Sembrava un vulcano che si fosse rovesciato sulla intrepida città.
«Eppure (son parole del consigliere Cassola, che fu uno del Comitato di difesa) Brescia non fu mai così maestosa e festevole come in quel momento. Le grida di gioia risuonavano dovunque; le bombe e le palle della moschetteria sembravano l'elemento nel quale soltanto i cittadini potessero gustare la felicità... Ad ogni bomba che vedevano cadere vicino: - Viva l'Italia! gridavano gli armati, e i ragazzi accorrevano festosi a raccoglierne i pezzi, e a quelle non ancor scoppiate levavano lesti la miccia. Se taluno cadeva alle barricate, vi erano subito dei supplenti che riprendevano l'arma e il posto, perchè non si ebbero mai sufficienti armi, per armare tutti quelli che volevano».

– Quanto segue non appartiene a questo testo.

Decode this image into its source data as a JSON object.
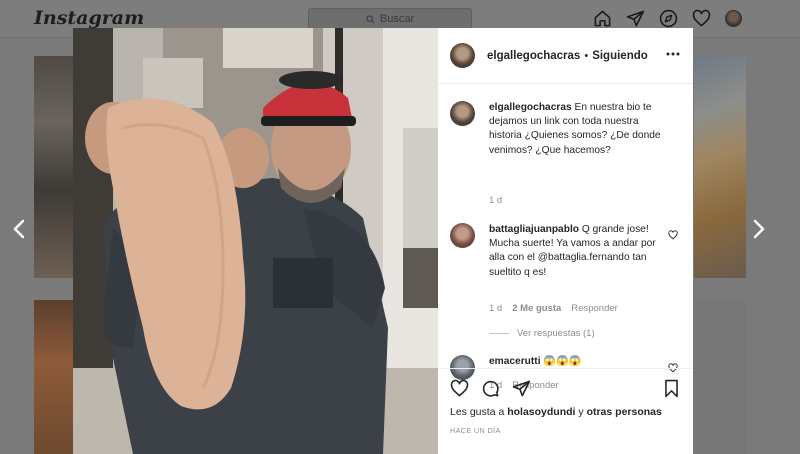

L'assalto durò fino a sera.
A mantenere nei cittadini l'ardore della lotta, e a prolungare una resistenza, che non faceva che accrescere il numero dei morti e dei feriti delle due parti, arrivarono in Brescia e furono diffusi, più giorni dopo la disfatta di Novara, falsi bollettini che annunciavano vittorie strepitose dell'esercito piemontese e ne davano i particolari.
Il 31 marzo giunse da Padova e da Verona il gen. Haynau col reggimento Baden, con battaglioni confinari del Banato, e con molta artiglieria.
Penetrato nel Castello per la porta di soccorso, annunciò il suo arrivo alla città, e ne intimò la resa.
Invece della sottomissione, tutte le campane suonarono a stormo, e da tutti i tetti e dai campanili della città un violento fuoco fu diretto contro la guarnigione del Castello.